As 40 condicionantes apensadas à Licença de Instalação jogam novamente para a frente o monitoramento/diagnóstico, que é a tônica do autolicenciamento das usinas pelas próprias concessionárias. Adicionalmente, impõe-se aquilo que seriam "compensações paralelas" aos efeitos colaterais das obras. O Consórcio Mesa S.A., durante o período de concessão (35 anos), terá de adotar a manutenção e o custeio da Estação Ecológica de Jaru, no interior de Rondônia, e do Parque Nacional do Mapinguari, no sul do Amazonas, junto com a Eletrobrás (LI/2.43). Essas medidas seriam a sinalização de uma mea-culpa, na verdade uma confissão e meia do que representa o início dessa construção em termos de especulação fundiária nas margens do rio, de adensamento do arco de fogo e de expansão desordenada da fronteira agrícola sobre as florestas remanescentes e os territórios das populações tradicionais.

A condicionante referente ao programa de conservação de peixes (LI/2.17) propõe somente agora a realização de amostragem do ictioplâncton, conjunto de larvas e ovos de peixes, das cabeceiras do rio até Humaitá e, em seguida, a medição da contribuição da Bacia do Madeira em relação à Bacia Amazônica. O que deveria ser exigência e requisito prévio se converte em pedido de registro do desastre em curso. Para suavizar a hipótese, é solicitada ao consórcio a apresentação de proposta de um segundo sistema de transposição de peixes (STP), na margem direita do rio (LI/2.20). Duplica-se, assim, a insanável impropriedade de um mecanismo projetado sem estudos exaustivos acerca dos peixes migradores do Madeira, de seu ciclo reprodutivo, de sua dinâmica temporal-espacial na bacia.

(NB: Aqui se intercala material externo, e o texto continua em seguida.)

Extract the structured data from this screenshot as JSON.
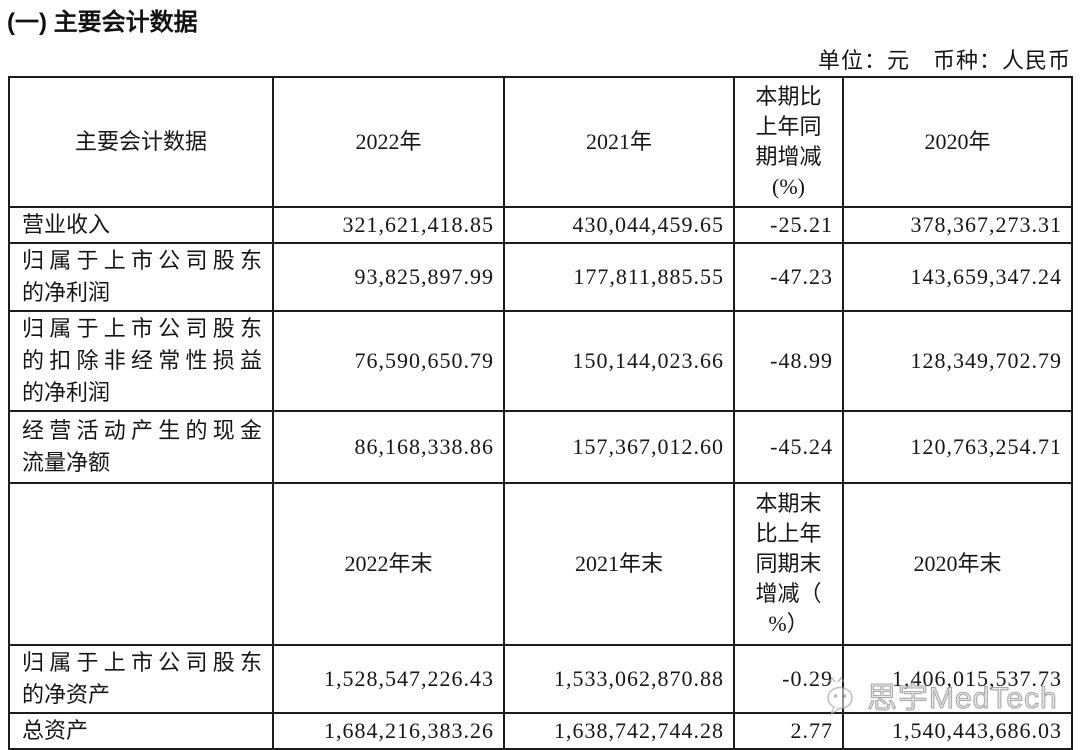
{
  "page": {
    "title": "(一) 主要会计数据",
    "unit_note": "单位：元　币种：人民币"
  },
  "table": {
    "period_header": {
      "metric": "主要会计数据",
      "cols": [
        "2022年",
        "2021年",
        "本期比\n上年同\n期增减\n(%)",
        "2020年"
      ]
    },
    "period_rows": [
      {
        "label": "营业收入",
        "values": [
          "321,621,418.85",
          "430,044,459.65",
          "-25.21",
          "378,367,273.31"
        ]
      },
      {
        "label": "归属于上市公司股东\n的净利润",
        "values": [
          "93,825,897.99",
          "177,811,885.55",
          "-47.23",
          "143,659,347.24"
        ]
      },
      {
        "label": "归属于上市公司股东\n的扣除非经常性损益\n的净利润",
        "values": [
          "76,590,650.79",
          "150,144,023.66",
          "-48.99",
          "128,349,702.79"
        ]
      },
      {
        "label": "经营活动产生的现金\n流量净额",
        "values": [
          "86,168,338.86",
          "157,367,012.60",
          "-45.24",
          "120,763,254.71"
        ]
      }
    ],
    "point_header": {
      "metric": "",
      "cols": [
        "2022年末",
        "2021年末",
        "本期末\n比上年\n同期末\n增减（\n%）",
        "2020年末"
      ]
    },
    "point_rows": [
      {
        "label": "归属于上市公司股东\n的净资产",
        "values": [
          "1,528,547,226.43",
          "1,533,062,870.88",
          "-0.29",
          "1,406,015,537.73"
        ]
      },
      {
        "label": "总资产",
        "values": [
          "1,684,216,383.26",
          "1,638,742,744.28",
          "2.77",
          "1,540,443,686.03"
        ]
      }
    ]
  },
  "watermark": {
    "text": "思宇MedTech",
    "icon": "wechat-icon",
    "color": "#a9a9a9"
  }
}
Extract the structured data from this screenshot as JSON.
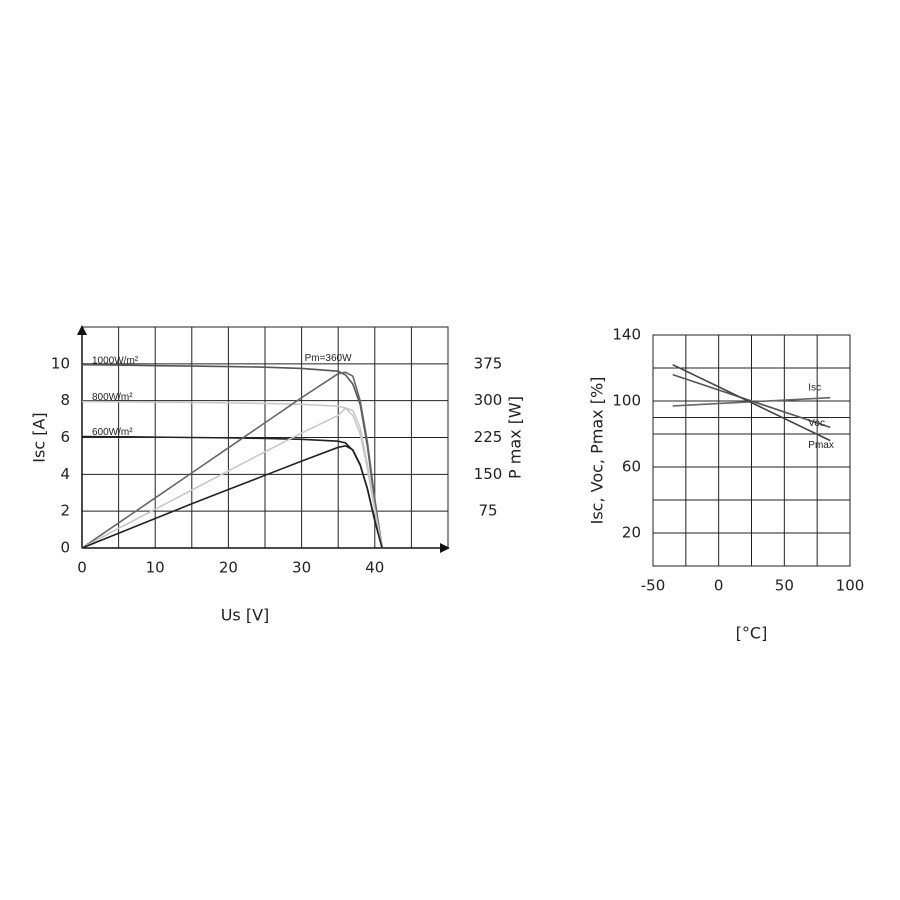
{
  "chart_data": [
    {
      "type": "line",
      "x": [
        0,
        5,
        10,
        15,
        20,
        25,
        30,
        35,
        36,
        37,
        38,
        39,
        40,
        41
      ],
      "xlim": [
        0,
        50
      ],
      "xticks": [
        0,
        10,
        20,
        30,
        40
      ],
      "xminorticks": [
        5,
        15,
        25,
        35,
        45
      ],
      "ylim": [
        0,
        12
      ],
      "yticks": [
        0,
        2,
        4,
        6,
        8,
        10
      ],
      "y2lim": [
        0,
        450
      ],
      "y2ticks": [
        75,
        150,
        225,
        300,
        375
      ],
      "xlabel": "Us [V]",
      "ylabel": "Isc [A]",
      "y2label": "P max [W]",
      "annotation": "Pm=360W",
      "grid": true,
      "series": [
        {
          "name": "1000W/m²",
          "color": "#555555",
          "values": [
            9.95,
            9.93,
            9.9,
            9.88,
            9.85,
            9.82,
            9.75,
            9.6,
            9.4,
            8.9,
            7.8,
            5.5,
            2.5,
            0
          ]
        },
        {
          "name": "800W/m²",
          "color": "#c8c8c8",
          "values": [
            7.95,
            7.94,
            7.92,
            7.9,
            7.88,
            7.85,
            7.8,
            7.7,
            7.6,
            7.2,
            6.2,
            4.3,
            2,
            0
          ]
        },
        {
          "name": "600W/m²",
          "color": "#222222",
          "values": [
            6.05,
            6.04,
            6.02,
            6,
            5.98,
            5.95,
            5.9,
            5.8,
            5.7,
            5.3,
            4.5,
            3.2,
            1.5,
            0
          ]
        },
        {
          "color": "#666666",
          "axis": "y2",
          "values": [
            0,
            51,
            102,
            153,
            204,
            255,
            306,
            355,
            358,
            350,
            300,
            215,
            100,
            0
          ]
        },
        {
          "color": "#c8c8c8",
          "axis": "y2",
          "values": [
            0,
            40,
            79,
            118,
            157,
            196,
            234,
            270,
            285,
            280,
            245,
            170,
            80,
            0
          ]
        },
        {
          "color": "#222222",
          "axis": "y2",
          "values": [
            0,
            30,
            60,
            90,
            119,
            148,
            177,
            205,
            208,
            200,
            170,
            120,
            55,
            0
          ]
        }
      ]
    },
    {
      "type": "line",
      "x": [
        -35,
        85
      ],
      "xlim": [
        -50,
        100
      ],
      "xticks": [
        -50,
        0,
        50,
        100
      ],
      "xminorticks": [
        -25,
        25,
        75
      ],
      "ylim": [
        0,
        140
      ],
      "yticks": [
        20,
        60,
        100,
        140
      ],
      "yminorticks": [
        40,
        80,
        90,
        120
      ],
      "xlabel": "[°C]",
      "ylabel": "Isc, Voc, Pmax [%]",
      "grid": true,
      "series": [
        {
          "name": "Isc",
          "color": "#666666",
          "values": [
            97,
            102
          ]
        },
        {
          "name": "Voc",
          "color": "#555555",
          "values": [
            116,
            84
          ]
        },
        {
          "name": "Pmax",
          "color": "#444444",
          "values": [
            122,
            76
          ]
        }
      ]
    }
  ]
}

Igualmente crucial seria a avaliação anterior da qualidade da água e riscos de sua contaminação com a construção de uma usina cerca de 7km do centro da cidade de Porto Velho. Para a melhoria do sistema de saneamento de Porto Velho, hoje praticamente inexistente, prevêem-se investimentos do consórcio de até R$ 33 milhões (LI/2.44). Pode-se dizer que essa obrigação resulta da aplicação do princípio poluidor/pagador, em que se taxa o lucro obtido com atividades poluentes. Torna-se moeda de troca para o consórcio aquilo que o governo do estado e a prefeitura nunca priorizaram.

A condicionante referente ao programa de remanejamento da população (LI/2.27) requer que se insira no processo de negociação do deslocamento de pessoas um caderno de preços regional e o monitoramento da reinserção social e recomposição da qualidade de vida. Assim como os demais programas constantes no Projeto Básico Ambiental, elenca-se aqui um conjunto de boas intenções subscritas pelos empreendedores. Na prática, o Consórcio Mesa, antes mesmo da emissão da Licença de Instalação, já iniciou os trâmites de retirada da população ribeirinha da área do canteiro de obras, sem observar qualquer proporcionalidade nas negociações.

A frágil engenharia do projeto precisou contar com a cobertura de uma pesada engenharia política para ser aprovada. Licenciamento self-service, móvel, autolicenciamento são conceituações que espelham bem a forma como esse projeto foi e está sendo entronizado. A oferta do Rio Madeira em banquete oligopolista é que permitiu à Suez, que controla o Consórcio Energia Sustentável do Brasil, vencer o leilão de Jirau com uma proposta de tarifa que trazia embutida a mudança de localização do eixo de barramento. O Consórcio Madeira Energia, controlado pela Odebrecht, agora reclama da mesma liberalidade que beneficiou o outro desde o início. O governo, o instituidor do boca-livre com o bem público que é o Rio Madeira, pediu "civilidade" aos comensais. Ameaça hipotética de (re)estatização para que se calcule bem o quanto vale a privatização do maior afluente do Rio Amazonas.